In 1781, Attorney Reeve worked with Theodore Sedgwick to represent Elizabeth Freeman (known as Bett), a slave in Sheffield, Massachusetts, in a legal bid for her freedom. Bett had heard a reading of the 1780 Massachusetts Constitution that contained the phrase “all men are born free and equal” and asked Sedgwick to take her case in a local court. The case (Brom & Bett v. Ashley) set a precedent on constitutional grounds. The precedent led to the abolition of slavery in Massachusetts.

 While practicing law, Attorney Reeve took students. At this time, his process followed the usual clerking or apprenticeship system of learning law. Sometimes, he would present talks on the principles of law. Due to the publicity from the Bett case, more students flocked to him as a teacher of law. In order to accommodate the increase in students, he constructed a small building on his property and developed a formal 14-month curriculum of legal studies. Thus, in 1784 he founded the law school in Litchfield.

The Litchfield Law School was never chartered by the state, remaining a proprietary effort, and never offered degrees as a credential. At the conclusion of their studies, many students took the Bar exam in Litchfield, even though they would be required to clerk in the office of a lawyer on returning to their homes and take the local Bar exam. Reeve provided letters of reference showing that the young men had “read law” at the school. He lectured on all aspects of legal practice including developing changes in the adaptation of British Common Law. His students followed the procedure of taking notes during the lectures, copying them carefully after checking citations, which were put in the margins. Many students bound their notes in leather volumes, which became reference works for them when they entered law practice.

Attorney Reeve was the only instructor at the school until 1798, when James Gould joined him. This school became the most prominent of its kind in the country. Students came from all over the United States. Between 1774 and 1833, 945 men attended the school according to available records. About 200 additional students are believed to have attended in the early years when no roll of students was kept. The Litchfield Law School’s greatest influence was in shaping future legal education in this country. Attorney Reeve taught the law as based upon general principles and methods, and upon a national level, not as they pertained to specific states.
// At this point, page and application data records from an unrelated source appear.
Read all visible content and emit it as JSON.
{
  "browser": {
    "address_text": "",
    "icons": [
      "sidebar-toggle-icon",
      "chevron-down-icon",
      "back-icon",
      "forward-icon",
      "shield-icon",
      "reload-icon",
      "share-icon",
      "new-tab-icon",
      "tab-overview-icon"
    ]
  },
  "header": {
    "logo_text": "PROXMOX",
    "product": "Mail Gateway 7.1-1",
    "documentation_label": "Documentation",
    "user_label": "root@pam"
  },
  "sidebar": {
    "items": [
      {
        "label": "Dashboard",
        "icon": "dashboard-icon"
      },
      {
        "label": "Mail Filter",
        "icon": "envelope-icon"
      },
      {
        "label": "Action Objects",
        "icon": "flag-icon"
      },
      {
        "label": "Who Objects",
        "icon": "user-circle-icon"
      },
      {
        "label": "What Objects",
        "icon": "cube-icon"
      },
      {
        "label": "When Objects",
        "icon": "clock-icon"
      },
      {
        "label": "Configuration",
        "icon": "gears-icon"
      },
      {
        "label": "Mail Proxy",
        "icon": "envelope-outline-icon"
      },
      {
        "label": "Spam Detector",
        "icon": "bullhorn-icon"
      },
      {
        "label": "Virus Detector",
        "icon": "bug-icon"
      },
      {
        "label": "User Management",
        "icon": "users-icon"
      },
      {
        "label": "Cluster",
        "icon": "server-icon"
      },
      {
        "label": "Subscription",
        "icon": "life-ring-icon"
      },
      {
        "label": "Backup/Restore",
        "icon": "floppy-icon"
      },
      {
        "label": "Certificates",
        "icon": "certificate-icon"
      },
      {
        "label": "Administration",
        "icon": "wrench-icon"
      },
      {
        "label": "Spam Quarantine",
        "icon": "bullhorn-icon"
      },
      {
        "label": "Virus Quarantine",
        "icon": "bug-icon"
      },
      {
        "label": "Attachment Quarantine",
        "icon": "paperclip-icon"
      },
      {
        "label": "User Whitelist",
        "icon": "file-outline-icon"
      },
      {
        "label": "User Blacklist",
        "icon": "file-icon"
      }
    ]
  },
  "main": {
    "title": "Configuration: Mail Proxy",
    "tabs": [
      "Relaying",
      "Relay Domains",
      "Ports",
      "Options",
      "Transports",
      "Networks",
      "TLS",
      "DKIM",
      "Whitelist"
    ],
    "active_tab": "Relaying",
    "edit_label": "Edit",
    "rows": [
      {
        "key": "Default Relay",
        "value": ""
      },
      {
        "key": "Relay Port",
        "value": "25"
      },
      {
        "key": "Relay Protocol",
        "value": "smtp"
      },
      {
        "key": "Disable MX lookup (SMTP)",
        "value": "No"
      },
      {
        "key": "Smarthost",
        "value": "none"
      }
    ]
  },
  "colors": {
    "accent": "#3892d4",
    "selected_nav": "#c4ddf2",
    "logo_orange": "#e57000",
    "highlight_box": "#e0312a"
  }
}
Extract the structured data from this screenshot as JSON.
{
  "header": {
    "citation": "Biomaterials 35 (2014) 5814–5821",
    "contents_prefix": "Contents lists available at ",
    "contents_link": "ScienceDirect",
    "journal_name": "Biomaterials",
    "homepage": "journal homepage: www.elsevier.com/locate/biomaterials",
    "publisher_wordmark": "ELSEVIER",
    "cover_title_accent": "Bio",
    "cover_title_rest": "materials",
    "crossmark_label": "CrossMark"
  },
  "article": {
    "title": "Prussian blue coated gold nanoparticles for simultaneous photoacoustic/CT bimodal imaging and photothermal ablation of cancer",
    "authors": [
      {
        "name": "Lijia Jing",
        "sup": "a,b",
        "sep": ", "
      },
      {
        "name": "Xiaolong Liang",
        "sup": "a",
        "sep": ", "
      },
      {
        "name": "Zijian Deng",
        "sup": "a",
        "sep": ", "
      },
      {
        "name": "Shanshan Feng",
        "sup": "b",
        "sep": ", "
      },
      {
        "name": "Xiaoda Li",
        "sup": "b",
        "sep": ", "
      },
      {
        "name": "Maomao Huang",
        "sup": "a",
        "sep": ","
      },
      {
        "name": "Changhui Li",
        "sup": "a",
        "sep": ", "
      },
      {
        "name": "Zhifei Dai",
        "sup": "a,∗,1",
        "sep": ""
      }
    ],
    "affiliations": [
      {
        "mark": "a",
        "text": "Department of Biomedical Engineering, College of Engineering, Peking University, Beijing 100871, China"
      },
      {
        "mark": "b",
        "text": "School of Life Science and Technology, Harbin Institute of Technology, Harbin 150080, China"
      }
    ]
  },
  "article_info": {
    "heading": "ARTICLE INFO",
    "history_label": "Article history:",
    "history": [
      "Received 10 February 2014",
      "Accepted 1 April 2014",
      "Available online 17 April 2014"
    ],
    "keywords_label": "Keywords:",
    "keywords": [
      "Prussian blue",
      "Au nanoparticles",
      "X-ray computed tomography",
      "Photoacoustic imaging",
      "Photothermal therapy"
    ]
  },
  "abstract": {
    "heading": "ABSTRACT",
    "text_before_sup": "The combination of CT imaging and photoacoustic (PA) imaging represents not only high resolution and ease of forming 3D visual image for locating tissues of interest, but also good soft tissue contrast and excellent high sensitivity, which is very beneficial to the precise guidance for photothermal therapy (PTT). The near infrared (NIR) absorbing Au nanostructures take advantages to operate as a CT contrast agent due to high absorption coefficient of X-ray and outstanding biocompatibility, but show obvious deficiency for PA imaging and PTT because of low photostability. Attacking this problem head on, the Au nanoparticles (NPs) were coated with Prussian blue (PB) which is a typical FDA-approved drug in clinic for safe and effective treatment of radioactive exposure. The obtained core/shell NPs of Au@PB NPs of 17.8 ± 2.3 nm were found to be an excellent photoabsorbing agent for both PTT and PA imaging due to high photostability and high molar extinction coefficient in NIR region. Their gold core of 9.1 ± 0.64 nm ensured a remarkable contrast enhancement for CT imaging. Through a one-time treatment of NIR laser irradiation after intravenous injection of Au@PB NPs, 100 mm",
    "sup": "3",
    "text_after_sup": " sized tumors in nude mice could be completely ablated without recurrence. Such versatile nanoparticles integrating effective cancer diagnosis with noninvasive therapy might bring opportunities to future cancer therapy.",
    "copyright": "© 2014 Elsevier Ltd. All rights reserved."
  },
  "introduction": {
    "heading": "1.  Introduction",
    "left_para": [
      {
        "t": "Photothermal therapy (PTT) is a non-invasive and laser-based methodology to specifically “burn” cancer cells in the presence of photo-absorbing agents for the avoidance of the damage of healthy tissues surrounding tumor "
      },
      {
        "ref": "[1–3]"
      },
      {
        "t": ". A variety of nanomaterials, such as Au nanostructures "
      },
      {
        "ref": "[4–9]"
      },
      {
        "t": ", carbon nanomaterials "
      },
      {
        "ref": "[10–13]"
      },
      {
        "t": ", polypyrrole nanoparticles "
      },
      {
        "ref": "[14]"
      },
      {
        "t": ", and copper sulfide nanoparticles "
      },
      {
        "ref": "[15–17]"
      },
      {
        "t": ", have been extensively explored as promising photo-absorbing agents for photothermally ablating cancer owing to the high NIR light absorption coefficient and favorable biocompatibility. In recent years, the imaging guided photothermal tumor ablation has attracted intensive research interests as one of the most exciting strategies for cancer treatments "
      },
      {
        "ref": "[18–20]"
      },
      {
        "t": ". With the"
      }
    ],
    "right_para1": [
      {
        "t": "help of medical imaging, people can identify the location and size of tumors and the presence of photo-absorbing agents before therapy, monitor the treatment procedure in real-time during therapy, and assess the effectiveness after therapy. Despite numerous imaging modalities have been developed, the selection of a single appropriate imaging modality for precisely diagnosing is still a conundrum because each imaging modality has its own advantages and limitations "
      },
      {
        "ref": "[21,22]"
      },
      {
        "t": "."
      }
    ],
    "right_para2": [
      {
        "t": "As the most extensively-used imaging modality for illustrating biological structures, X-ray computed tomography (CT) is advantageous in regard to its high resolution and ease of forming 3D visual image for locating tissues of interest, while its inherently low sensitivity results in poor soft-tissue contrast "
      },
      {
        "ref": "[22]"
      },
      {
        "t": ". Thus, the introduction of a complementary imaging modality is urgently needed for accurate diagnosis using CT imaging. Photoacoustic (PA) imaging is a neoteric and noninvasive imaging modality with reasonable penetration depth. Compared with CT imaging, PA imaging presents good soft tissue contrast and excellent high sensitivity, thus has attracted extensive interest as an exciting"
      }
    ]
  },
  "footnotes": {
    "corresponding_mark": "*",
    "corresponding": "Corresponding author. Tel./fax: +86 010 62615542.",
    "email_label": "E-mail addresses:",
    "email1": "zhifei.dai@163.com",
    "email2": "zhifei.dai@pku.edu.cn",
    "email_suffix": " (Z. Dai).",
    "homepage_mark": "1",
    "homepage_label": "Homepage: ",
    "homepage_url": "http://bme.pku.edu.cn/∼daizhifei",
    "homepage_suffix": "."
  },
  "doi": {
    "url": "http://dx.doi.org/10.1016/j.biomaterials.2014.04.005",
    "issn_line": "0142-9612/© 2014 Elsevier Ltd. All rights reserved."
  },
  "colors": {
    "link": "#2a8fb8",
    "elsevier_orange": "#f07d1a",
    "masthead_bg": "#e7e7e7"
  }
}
The school established the study of law as graduate education, distinct from an undergraduate curriculum.

The influence of Litchfield Law School students on American politics is not well known, but should be. Two students went on to become vice president (Aaron Burr and John C. Calhoun), three students served on the Supreme Court of the United States, six served as U.S. Cabinet members, 97 students (more than 10 percent) later served in the U.S. House of Representatives, and 28 were U.S. Senators. At the state level, 15 alumni were elected governors of states and territories, and 13 served as state supreme court chief justices.

Attorney Reeve served as superior court judge from 1798 to 1814. In 1814, he was named Chief Justice and retired in 1815 to publish The Law of Baron and Femme, a legal analysis of domestic relations that went into four editions and was the primary treatise on family law for the nineteenth century. Finally, in 1820, Judge Reeve retired as a teacher and Gould continued to operate the law school until 1833, when competition from other law schools, such as Harvard and Yale resulted in low admission to the Litchfield Law School.

Judge Reeve’s wife died in 1797. He married a second time in 1799. Judge Reeve died in Litchfield on December 13, 1823.

Tapping Reeve’s home, now known as Tapping Reeve House and Law School, was designated a National Historic Landmark in 1965. It is owned and operated by the Litchfield Historical Society.

The Tapping Reeve Education Award was established in 2012.